Dark-haired and fine-featured, Olivia was Elise’s firm friend, had been for years. She was a gymnast, would challenge Taisie, the sportier of Janet’s girls, to cartwheel competitions on the rare occasions when Elise let Taisie tag along with them.
An ambulance pulled in and there was a rush of activity. She heard someone say RTA. A road traffic accident. Someone else’s world suddenly brought to a halt by a twist of fate.
This time last year, near enough, Janet had been waiting for news of her mother, who was undergoing emergency surgery. But it had all turned out OK, Dorothy was fit and well again now.
It was another hour before someone came to Janet, asked her to come through to a room along the corridor. Elise grasped her hand, stayed close.
A middle-aged, softly spoken man with shiny brown eyes the exact shade of Maltesers greeted them, and invited them to sit.
‘When Olivia arrived at the hospital she was suffering from serious heart failure. We attempted to revive her using emergency procedures, but I am afraid there were complications.’
Elise yelped, letting go of Janet and covering her face with her hands. Janet pulled her close, held her with one arm around her back and one hand stroking her hair.
‘I am very, very sorry but…’
Janet had said the words herself, dozens of times, so sorry, so very sorry to tell you, to tell you, dead, died, your wife, sister, friend, son, mother, brother, daughter, so sorry. In living rooms and kitchens and hallways and workplaces.

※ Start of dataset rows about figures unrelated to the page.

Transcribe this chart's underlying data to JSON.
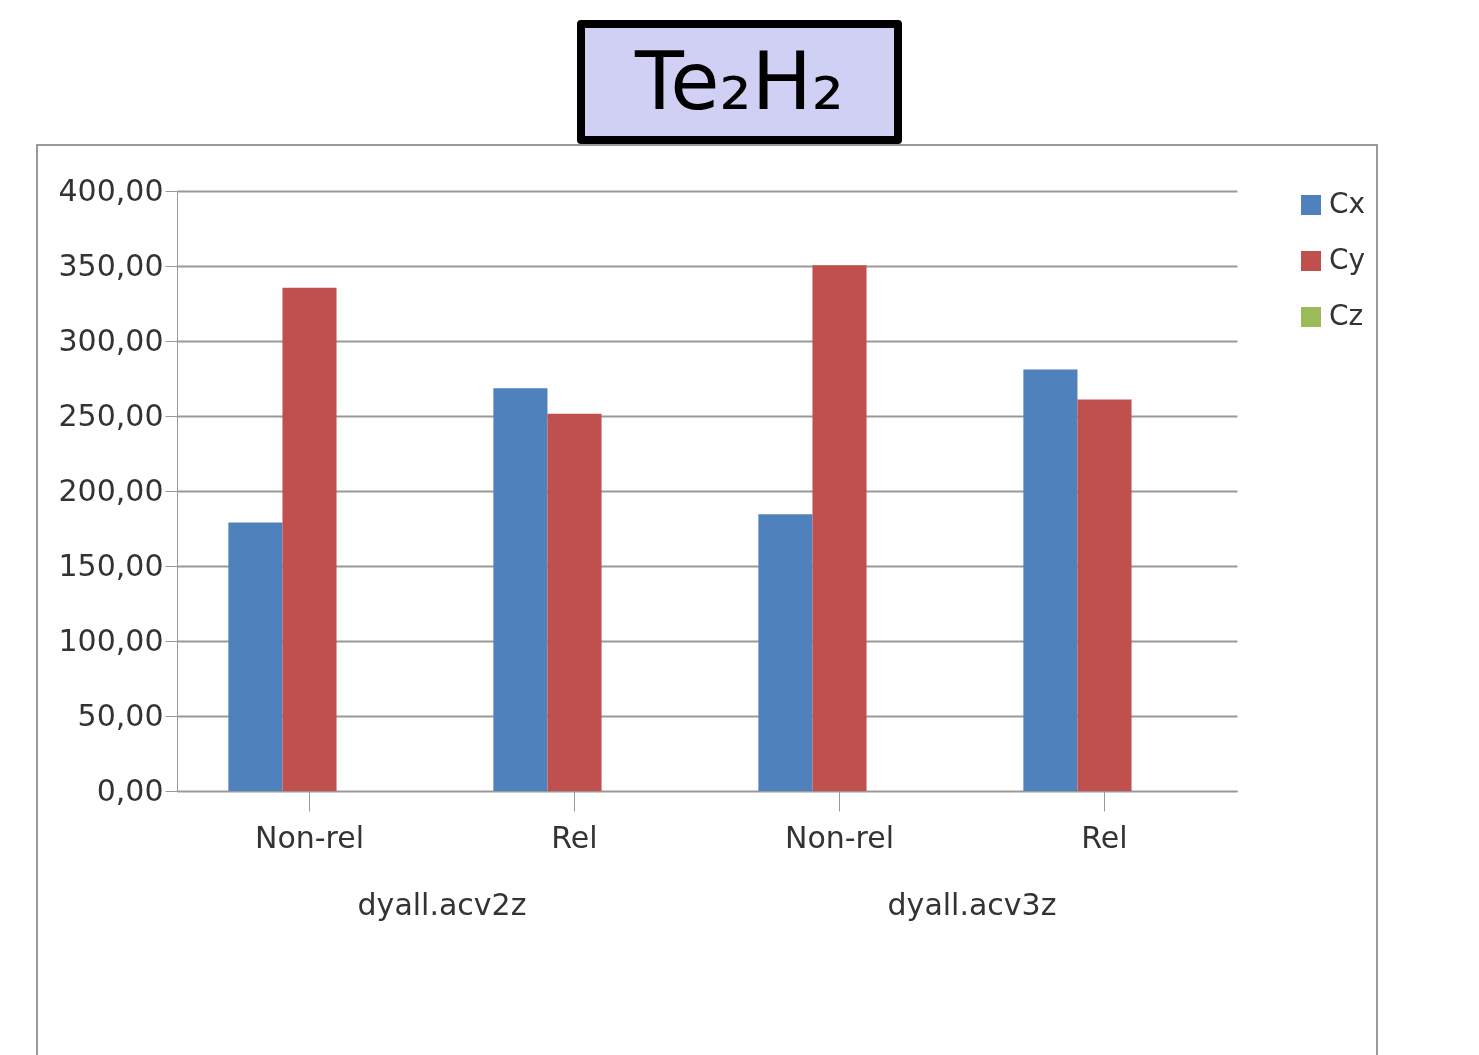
{
  "chart_data": {
    "type": "bar",
    "title": "Te₂H₂",
    "categories": [
      "Non-rel",
      "Rel",
      "Non-rel",
      "Rel"
    ],
    "series": [
      {
        "name": "Cx",
        "color": "#4f81bd",
        "values": [
          179,
          268.5,
          184.5,
          281
        ]
      },
      {
        "name": "Cy",
        "color": "#c0504d",
        "values": [
          335.5,
          251.5,
          350.5,
          261
        ]
      },
      {
        "name": "Cz",
        "color": "#9bbb59",
        "values": [
          null,
          null,
          null,
          null
        ]
      }
    ],
    "ylim": [
      0,
      400
    ],
    "yticks": [
      {
        "value": 0,
        "label": "0,00"
      },
      {
        "value": 50,
        "label": "50,00"
      },
      {
        "value": 100,
        "label": "100,00"
      },
      {
        "value": 150,
        "label": "150,00"
      },
      {
        "value": 200,
        "label": "200,00"
      },
      {
        "value": 250,
        "label": "250,00"
      },
      {
        "value": 300,
        "label": "300,00"
      },
      {
        "value": 350,
        "label": "350,00"
      },
      {
        "value": 400,
        "label": "400,00"
      }
    ],
    "grid": "y",
    "legend": "right",
    "annotations": [
      "dyall.acv2z",
      "dyall.acv3z"
    ]
  }
}
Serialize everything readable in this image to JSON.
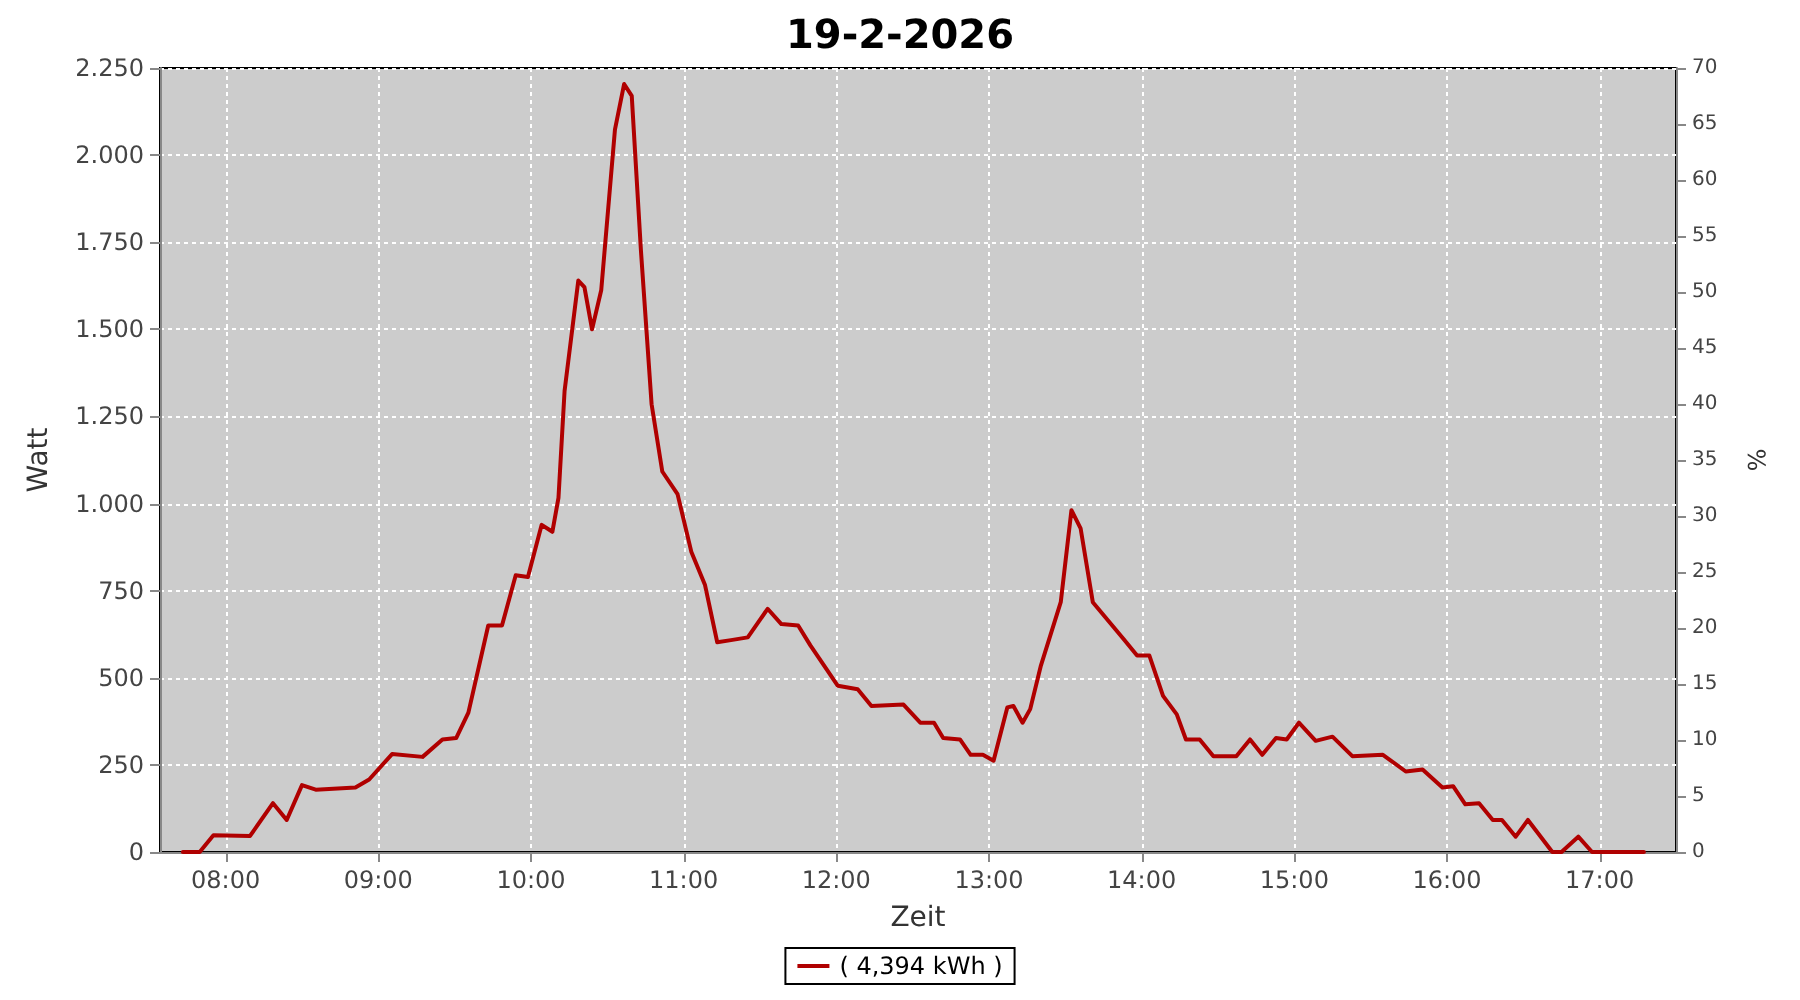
{
  "chart_data": {
    "type": "line",
    "title": "19-2-2026",
    "xlabel": "Zeit",
    "ylabel": "Watt",
    "y2label": "%",
    "x": [
      7.72,
      7.83,
      7.92,
      8.16,
      8.31,
      8.4,
      8.5,
      8.59,
      8.85,
      8.94,
      9.09,
      9.29,
      9.42,
      9.51,
      9.59,
      9.72,
      9.81,
      9.9,
      9.98,
      10.07,
      10.14,
      10.18,
      10.22,
      10.31,
      10.35,
      10.4,
      10.46,
      10.55,
      10.61,
      10.66,
      10.72,
      10.79,
      10.86,
      10.96,
      11.05,
      11.14,
      11.22,
      11.31,
      11.42,
      11.55,
      11.64,
      11.75,
      11.83,
      12.01,
      12.14,
      12.23,
      12.44,
      12.55,
      12.64,
      12.7,
      12.81,
      12.88,
      12.96,
      13.03,
      13.12,
      13.16,
      13.22,
      13.27,
      13.34,
      13.47,
      13.54,
      13.6,
      13.68,
      13.88,
      13.97,
      14.05,
      14.14,
      14.23,
      14.29,
      14.38,
      14.47,
      14.62,
      14.71,
      14.79,
      14.88,
      14.95,
      15.03,
      15.14,
      15.25,
      15.38,
      15.58,
      15.73,
      15.84,
      15.97,
      16.04,
      16.12,
      16.21,
      16.3,
      16.36,
      16.45,
      16.53,
      16.69,
      16.75,
      16.86,
      16.95,
      17.03,
      17.29
    ],
    "series": [
      {
        "name": "( 4,394 kWh )",
        "color": "#b00000",
        "values": [
          0,
          0,
          48,
          46,
          140,
          92,
          192,
          179,
          185,
          208,
          281,
          273,
          323,
          327,
          400,
          650,
          650,
          794,
          789,
          939,
          919,
          1016,
          1323,
          1640,
          1621,
          1500,
          1612,
          2073,
          2204,
          2170,
          1727,
          1285,
          1092,
          1027,
          862,
          766,
          602,
          608,
          616,
          698,
          654,
          650,
          593,
          477,
          467,
          419,
          423,
          371,
          371,
          327,
          323,
          279,
          279,
          262,
          415,
          419,
          371,
          410,
          535,
          717,
          981,
          929,
          717,
          612,
          564,
          564,
          448,
          395,
          323,
          323,
          275,
          275,
          323,
          279,
          327,
          323,
          371,
          319,
          331,
          275,
          279,
          231,
          237,
          185,
          189,
          137,
          140,
          92,
          92,
          44,
          92,
          0,
          0,
          44,
          0,
          0,
          0
        ]
      }
    ],
    "xlim": [
      7.57,
      17.5
    ],
    "xticks": [
      {
        "value": 8,
        "label": "08:00"
      },
      {
        "value": 9,
        "label": "09:00"
      },
      {
        "value": 10,
        "label": "10:00"
      },
      {
        "value": 11,
        "label": "11:00"
      },
      {
        "value": 12,
        "label": "12:00"
      },
      {
        "value": 13,
        "label": "13:00"
      },
      {
        "value": 14,
        "label": "14:00"
      },
      {
        "value": 15,
        "label": "15:00"
      },
      {
        "value": 16,
        "label": "16:00"
      },
      {
        "value": 17,
        "label": "17:00"
      }
    ],
    "ylim": [
      0,
      2250
    ],
    "yticks": [
      0,
      250,
      500,
      750,
      {
        "value": 1000,
        "label": "1.000"
      },
      {
        "value": 1250,
        "label": "1.250"
      },
      {
        "value": 1500,
        "label": "1.500"
      },
      {
        "value": 1750,
        "label": "1.750"
      },
      {
        "value": 2000,
        "label": "2.000"
      },
      {
        "value": 2250,
        "label": "2.250"
      }
    ],
    "y2lim": [
      0,
      70
    ],
    "y2ticks": [
      0,
      5,
      10,
      15,
      20,
      25,
      30,
      35,
      40,
      45,
      50,
      55,
      60,
      65,
      70
    ],
    "grid": true,
    "legend": "bottom",
    "marker": "none",
    "line_style": "solid"
  }
}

Janet’s vision blackened and she felt a fist of shock clutch at her own heart as he said, ‘… I have to tell you that Olivia died as a result of the problems with her heart. There was nothing else we could do.’
Elise began to sob, her face pressed into Janet’s chest, the vibrations travelling through Janet’s body.
‘Her parents?’ Janet said, almost a whisper.
‘They will be informed as soon as they arrive. I am sorry,’ the doctor repeated, ‘please take as long as you like in here. I will put a sign on the door so you will not be disturbed.’
Janet closed her eyes. She heard the clunk of the door as he closed it. She felt the heat of Elise’s tears, the way her body trembled, listened to her cries, raw, guttural sounds that tore at Janet’s heart.
It was a loss of innocence for Elise, Janet knew. One of those moments when the world slips and everything you understand, all you are, changes. Leaving you older, wiser, tainted, and less open, less trusting. The enormity of what had happened kept hitting Janet afresh. She was no stranger to sudden death, it was the staple of her work, but the fact of Olivia dead, so young, such a random thing, the thought of Elise’s future unravelling without her best friend, of that absence going on and on for ever, seemed unreal and ridiculous.